TIGARAKSA, BANTENEKSPRES.CO.ID – Pemerintah Kabupaten Tangerang mulai menyiapkan skenario kerja fleksibel bagi Aparatur Sipil Negara (ASN). Opsi work from home (WFH) tengah dikaji sebagai langkah antisipatif untuk menekan konsumsi bahan bakar minyak (BBM) di tengah meningkatnya tensi geopolitik di kawasan Timur Tengah.
Sekretaris Daerah Kabupaten Tangerang, Soma Atmaja, mengatakan wacana tersebut masih dalam tahap pembahasan internal.
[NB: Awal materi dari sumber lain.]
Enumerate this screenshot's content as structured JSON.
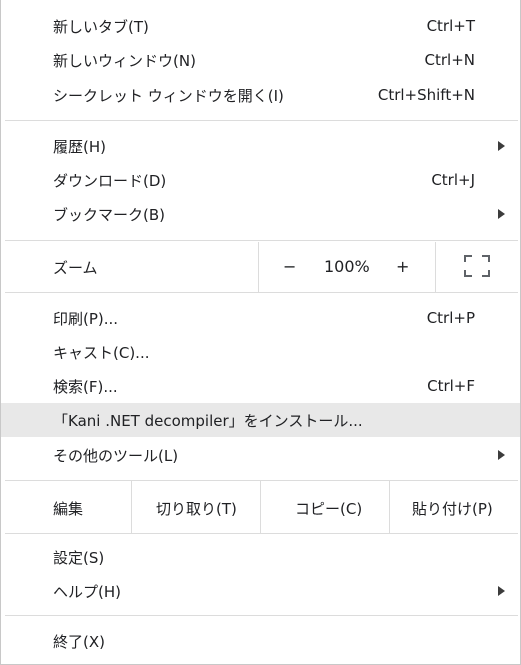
{
  "menu": {
    "new_tab": {
      "label": "新しいタブ(T)",
      "shortcut": "Ctrl+T"
    },
    "new_window": {
      "label": "新しいウィンドウ(N)",
      "shortcut": "Ctrl+N"
    },
    "incognito": {
      "label": "シークレット ウィンドウを開く(I)",
      "shortcut": "Ctrl+Shift+N"
    },
    "history": {
      "label": "履歴(H)"
    },
    "downloads": {
      "label": "ダウンロード(D)",
      "shortcut": "Ctrl+J"
    },
    "bookmarks": {
      "label": "ブックマーク(B)"
    },
    "zoom": {
      "label": "ズーム",
      "minus": "−",
      "level": "100%",
      "plus": "+"
    },
    "print": {
      "label": "印刷(P)...",
      "shortcut": "Ctrl+P"
    },
    "cast": {
      "label": "キャスト(C)..."
    },
    "find": {
      "label": "検索(F)...",
      "shortcut": "Ctrl+F"
    },
    "install": {
      "label": "「Kani .NET decompiler」をインストール..."
    },
    "more_tools": {
      "label": "その他のツール(L)"
    },
    "edit": {
      "label": "編集",
      "cut": "切り取り(T)",
      "copy": "コピー(C)",
      "paste": "貼り付け(P)"
    },
    "settings": {
      "label": "設定(S)"
    },
    "help": {
      "label": "ヘルプ(H)"
    },
    "exit": {
      "label": "終了(X)"
    }
  }
}
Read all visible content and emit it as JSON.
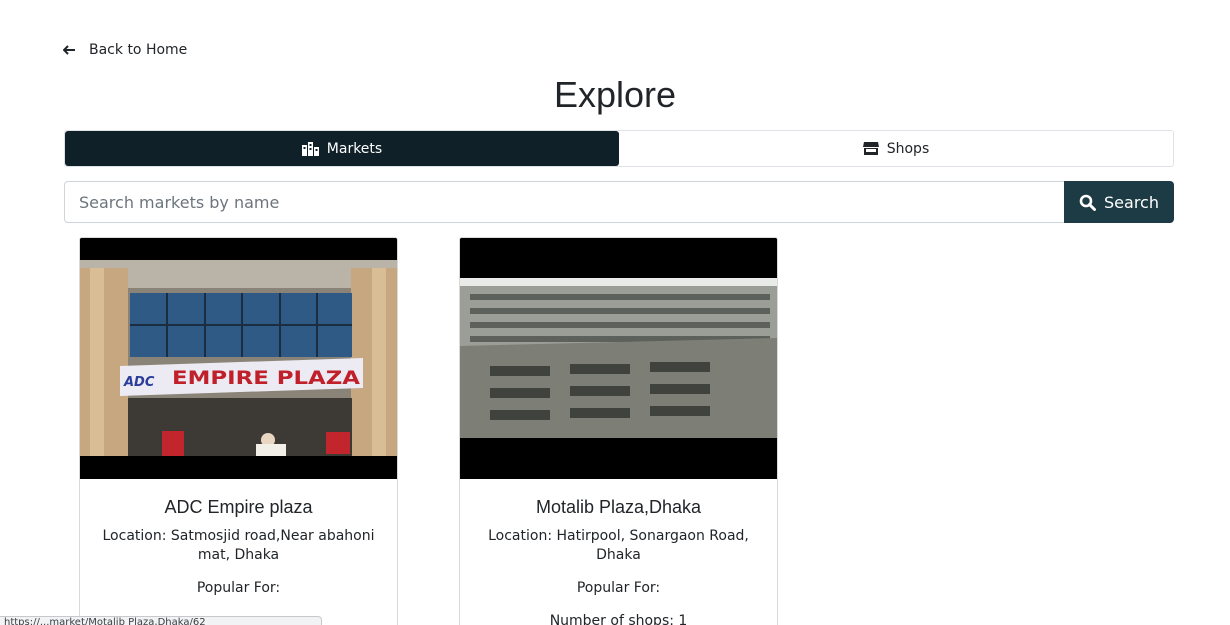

Pemerintah daerah, kata dia, juga masih menunggu petunjuk teknis dari pemerintah pusat sebelum mengambil keputusan resmi.
“Pada prinsipnya akan kami bahas terlebih dahulu bersama tim pemerintah daerah. Saat ini kami juga masih menunggu petunjuk teknis dari pemerintah pusat,” ujar Soma usai apel pagi dan halal bihalal di Lapangan Upacara Raden Aria Yudha Negara, Rabu 25 Maret 2026.
Pemkab Tangerang bahkan mulai menyiapkan beberapa skenario, termasuk kemungkinan menerapkan WFH bagi sekitar 50 persen ASN di lingkungan organisasi perangkat daerah (OPD). Skema ini disiapkan sebagai langkah efisiensi mobilitas sekaligus menekan penggunaan BBM.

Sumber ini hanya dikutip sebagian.